Il nostro corpo è composto per il 65% d’acqua, circa. È l’elemento preponderante, eppure non lo vediamo. Ecco, le canzoni degli Afterhours, i testi e le parole di Manuel Agnelli si immergono nella mia acqua. Nel mio mare interiore. Vanno a scavare, goccia dopo goccia, nella parte intima e nascosta, ma caratterizzante.
Danno forma e voce alla paura di trovarsi di fronte a “Quello che non c’è” e sentirsene prigionieri, continuando a curare foglie nate da alberi secchi, morti. Volendo di nuovo la scelta, il controllo. Chiedendosi: “Perché faccio così, perché sono così?”

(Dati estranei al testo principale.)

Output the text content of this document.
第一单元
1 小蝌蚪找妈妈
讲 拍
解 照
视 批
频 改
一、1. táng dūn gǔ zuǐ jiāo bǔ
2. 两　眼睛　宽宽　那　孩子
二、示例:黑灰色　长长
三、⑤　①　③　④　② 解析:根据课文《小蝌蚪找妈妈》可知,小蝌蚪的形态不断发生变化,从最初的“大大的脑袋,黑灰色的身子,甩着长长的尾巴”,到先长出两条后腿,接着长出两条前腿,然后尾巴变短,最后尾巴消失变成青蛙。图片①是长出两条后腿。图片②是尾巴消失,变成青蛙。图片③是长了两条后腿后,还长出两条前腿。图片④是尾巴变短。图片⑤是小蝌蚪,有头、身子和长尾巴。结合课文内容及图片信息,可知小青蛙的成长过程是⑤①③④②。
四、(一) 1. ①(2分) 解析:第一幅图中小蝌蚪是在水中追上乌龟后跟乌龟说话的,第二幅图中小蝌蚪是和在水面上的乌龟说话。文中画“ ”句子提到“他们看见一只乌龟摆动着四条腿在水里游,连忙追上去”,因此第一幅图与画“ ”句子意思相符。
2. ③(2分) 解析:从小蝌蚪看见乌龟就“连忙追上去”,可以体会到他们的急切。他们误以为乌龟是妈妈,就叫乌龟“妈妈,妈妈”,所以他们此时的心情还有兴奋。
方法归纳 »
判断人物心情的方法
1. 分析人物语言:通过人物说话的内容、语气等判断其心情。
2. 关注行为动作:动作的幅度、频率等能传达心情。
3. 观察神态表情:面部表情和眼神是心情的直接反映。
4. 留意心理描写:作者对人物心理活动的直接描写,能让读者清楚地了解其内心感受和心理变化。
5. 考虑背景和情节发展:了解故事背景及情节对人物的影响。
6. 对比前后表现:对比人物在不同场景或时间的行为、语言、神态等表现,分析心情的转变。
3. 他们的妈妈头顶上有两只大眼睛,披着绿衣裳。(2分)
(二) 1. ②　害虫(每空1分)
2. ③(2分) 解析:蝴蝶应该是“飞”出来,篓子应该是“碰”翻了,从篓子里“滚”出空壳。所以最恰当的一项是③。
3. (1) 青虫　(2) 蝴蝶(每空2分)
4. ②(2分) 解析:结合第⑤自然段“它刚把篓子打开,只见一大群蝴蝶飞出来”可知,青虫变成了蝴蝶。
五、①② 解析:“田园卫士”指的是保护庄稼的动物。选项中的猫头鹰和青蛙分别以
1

Arrivare in fondo, forse, ma sperare che non sarà per sempre.”Non è per sempre”. Dal buio più fitto ho già riacceso una scintilla. Non devo e non posso dimenticare che quel diploma in fallimento è già stato, una volta, una laurea per reagire.
Guardarmi allo specchio e vedere gli occhi blu in cui sono riflessa ad ogni ritornello di “Non voglio ritrovare il tuo nome”. Il ricordo del concerto, quando l’ho ascoltata dal vivo, immobile, piangendo. E il calore di un abbraccio, di una mano stretta, forte.
Colorarmi di un non-colore, scegliere quella tinta “Bianca”, che è un po’ come definiamo l’acqua, da bimbi. Donare le sfumature invisibili, impercettibili, a chi è capace di intravederle e intuirle, con delicatezza. Per scambiarle, sulla tavolozza dell’empatia.
La stessa empatia che ho notato dall’inizio di Ossigeno, in un dettaglio comune a tutte le puntate. Manuel Agnelli abbraccia i suoi ospiti, mai scelti casualmente. Ognuno è il simbolo di qualcosa di più alto. È il tentativo vivente di comunicarlo. È la prova che l’ombra e la sensibilità possono e devono esistere, insieme. Possono e devono dare lo spunto. Possono e devono essere condivisi con chi ne riconosce la fatica, il coraggio, il valore. E in quell’abbraccio è impressa una frase, un verso di “Strategie”:
So cos’è.
Buon Compleanno Manuel.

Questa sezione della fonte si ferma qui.